En réalisant Room 237¸ Rodney Ascher ne cherche en aucun cas à résoudre l’énigme du Shining de Stanley Kubrick. Il n’est même pas certain qu’une telle énigme existe effectivement pour lui. Mais les personnes obsédées par le film, et ayant élaboré à son sujet des théories visant à en révéler un hypothétique sens profond caché dans les détails, sont bien réelles. Rien n’empêche dès lors d’aller à leur rencontre, et de recueillir leurs affirmations, tout en conservant à leur égard la plus complète impartialité : pas de biais pour ou contre, pas de hiérarchisation établissant une différence de valeur, entre les idées qui mériteraient sérieusement notre attention et celles qui ne pourraient aspirer qu’à nous divertir. Ascher traite à égalité les neuf théories qu’il a retenues, sans quête d’exhaustivité – Room 237 n’aspire qu’à être une étude, modeste et plaisante, une ouverture et en aucune façon une somme définitive et insurpassable.
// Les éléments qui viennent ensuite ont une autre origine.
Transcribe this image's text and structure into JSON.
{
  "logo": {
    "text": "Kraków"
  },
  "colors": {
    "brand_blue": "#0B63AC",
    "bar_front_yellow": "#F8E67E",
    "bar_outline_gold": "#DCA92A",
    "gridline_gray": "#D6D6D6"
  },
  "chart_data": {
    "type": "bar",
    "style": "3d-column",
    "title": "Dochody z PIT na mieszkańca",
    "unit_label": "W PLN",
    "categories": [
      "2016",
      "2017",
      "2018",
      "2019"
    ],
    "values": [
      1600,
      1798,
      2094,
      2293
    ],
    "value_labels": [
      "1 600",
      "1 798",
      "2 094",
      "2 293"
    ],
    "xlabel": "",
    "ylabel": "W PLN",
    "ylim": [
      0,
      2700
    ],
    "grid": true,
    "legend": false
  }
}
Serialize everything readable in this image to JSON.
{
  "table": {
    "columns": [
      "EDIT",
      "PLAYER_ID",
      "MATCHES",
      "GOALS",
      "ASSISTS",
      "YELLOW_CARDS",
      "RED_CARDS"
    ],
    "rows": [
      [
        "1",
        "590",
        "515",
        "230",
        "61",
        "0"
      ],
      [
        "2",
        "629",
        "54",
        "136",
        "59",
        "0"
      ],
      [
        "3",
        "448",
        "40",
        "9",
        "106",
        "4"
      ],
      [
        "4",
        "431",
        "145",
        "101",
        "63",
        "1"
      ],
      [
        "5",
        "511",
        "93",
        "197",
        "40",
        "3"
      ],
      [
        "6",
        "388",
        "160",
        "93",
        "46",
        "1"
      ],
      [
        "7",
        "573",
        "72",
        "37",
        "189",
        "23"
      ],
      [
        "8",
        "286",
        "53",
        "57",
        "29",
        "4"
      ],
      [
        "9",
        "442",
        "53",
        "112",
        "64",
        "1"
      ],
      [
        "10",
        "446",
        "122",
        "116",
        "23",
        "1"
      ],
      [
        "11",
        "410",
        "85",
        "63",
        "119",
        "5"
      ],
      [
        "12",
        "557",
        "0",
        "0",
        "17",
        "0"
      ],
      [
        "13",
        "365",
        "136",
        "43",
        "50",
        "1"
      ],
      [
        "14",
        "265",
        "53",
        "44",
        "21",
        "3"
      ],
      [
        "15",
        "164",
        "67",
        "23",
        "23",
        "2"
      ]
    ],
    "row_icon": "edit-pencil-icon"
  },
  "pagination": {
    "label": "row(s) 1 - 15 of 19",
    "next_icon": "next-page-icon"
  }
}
Ascher fait de son film une tribune toute entière au service de ceux qui ont quelque chose à dire, à la manière du Speaker’s corner de Hyde Park. Les interviews suivent fidèlement le fil de la pensée des différents théoriciens, y compris dans leurs digressions ou coupures que le réalisateur ne cherche pas à expurger. Ce dernier, sur la base de ces discours qu’il a recueillis, engage une entreprise phénoménale de contorsion de Shining. D’œuvre aboutie et immuable, le long-métrage de Kubrick est ramené à l’état de matière première malléable à l’envie ; une pâte que l’on peut morceler, brasser, disposer sous des formes infinies en variété comme en nombre. Certains y voient une allégorie de l’Holocauste ou du génocide des Indiens d’Amérique, d’autres une confession par Kubrick de sa prétendue mise en scène de l’alunissage d’Apollo 11 ou bien un jeu de sa part sur les images subliminales. Inlassablement, sans arrière-pensée, Room 237 manipule les images de Shining en fonction de ces affirmations, prises comme autant de notices de montage possible.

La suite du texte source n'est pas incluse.